Basically, the whole model minority myth is the result of circumstantial racial categories. In America, there are officially four major racial categories: white, black, Hispanic, and Asian. Now, well-educated immigrants, that is, immigrants who have high levels of education come from all over the world. We have, for instance, Iranians, many of whom fled from the current regime following the Revolution; we also have Africans (from Africa), who prefer to lend their talents away from their unstable homelands; we also have well-educated Europeans from Europe, well-educated people from Latin America and the Carribean, and so on. However, out of all these groups, only Asians constitute a separate racial category. Iranians and other Middle Easterners are often classified as white; Africans from Africa as black; and so on. So in the non-Asian categories, the well-educated immigrants are lumped together with other folks (some well-educated, some not-so-well-educated) already living in America, while in the Asian category, since there weren’t that many Asians to begin with, well-educated immigrants are overrepresented.

In short, my theory is that Asians only seem smarter because well-educated folks are overrepresented in the Asian category even though well-educated immigrants come from all over the world.

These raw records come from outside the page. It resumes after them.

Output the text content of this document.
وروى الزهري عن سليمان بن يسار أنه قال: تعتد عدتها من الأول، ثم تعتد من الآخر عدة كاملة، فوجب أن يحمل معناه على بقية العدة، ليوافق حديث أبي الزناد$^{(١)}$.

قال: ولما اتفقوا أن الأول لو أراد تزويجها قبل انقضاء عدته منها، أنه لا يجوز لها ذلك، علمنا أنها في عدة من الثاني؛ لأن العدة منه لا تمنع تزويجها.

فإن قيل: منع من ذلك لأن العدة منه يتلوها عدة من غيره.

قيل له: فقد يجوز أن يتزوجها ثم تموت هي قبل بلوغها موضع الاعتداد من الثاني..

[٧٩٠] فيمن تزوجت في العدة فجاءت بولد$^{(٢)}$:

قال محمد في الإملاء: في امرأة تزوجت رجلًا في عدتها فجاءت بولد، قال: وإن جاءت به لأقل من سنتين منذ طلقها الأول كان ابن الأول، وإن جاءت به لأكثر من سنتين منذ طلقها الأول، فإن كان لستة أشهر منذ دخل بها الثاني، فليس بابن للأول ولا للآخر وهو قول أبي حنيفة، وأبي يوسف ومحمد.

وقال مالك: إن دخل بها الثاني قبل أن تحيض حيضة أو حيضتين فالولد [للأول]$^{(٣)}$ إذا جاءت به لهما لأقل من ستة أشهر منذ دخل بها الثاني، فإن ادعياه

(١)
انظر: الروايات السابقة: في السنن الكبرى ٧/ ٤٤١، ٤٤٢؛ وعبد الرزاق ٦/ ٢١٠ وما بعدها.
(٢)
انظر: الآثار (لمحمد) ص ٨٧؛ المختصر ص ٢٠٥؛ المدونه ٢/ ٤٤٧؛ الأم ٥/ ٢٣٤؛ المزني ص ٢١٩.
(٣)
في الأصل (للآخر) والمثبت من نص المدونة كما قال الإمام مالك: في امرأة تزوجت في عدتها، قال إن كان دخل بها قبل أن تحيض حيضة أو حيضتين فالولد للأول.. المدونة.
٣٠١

Of course there are other reasons and issues too (such as the decent performances of Asians school in Asia), but I’ll just pretend they don’t exist for argument’s sake – I just want to point out one factor here.

Maybe all this makes no sense at all. If you are really skeptical, and wish to see a real example of a stupid Asian, look no further: he’s right here. I got barely passable grades in Calculus and Physics, and it’s a family thing too; probably explains why my parents weren’t so angry at me, since they figured they didn’t want me saying something like “Well, at least I passed Physics unlike you.” That’s a stupid Asian for you.

Look, I want Asians to be treated like stupid, normal people. That way, colleges won’t overestimate us and not want to take too many of us in, and we’ll be able to get into the best correges unrike those sirry American kids!

Asians are funny on my money.

Pic slighly unrelated.

(Ah, it feels good writing up something after a long absence. I am also a very lazy, unmotivated Asian.)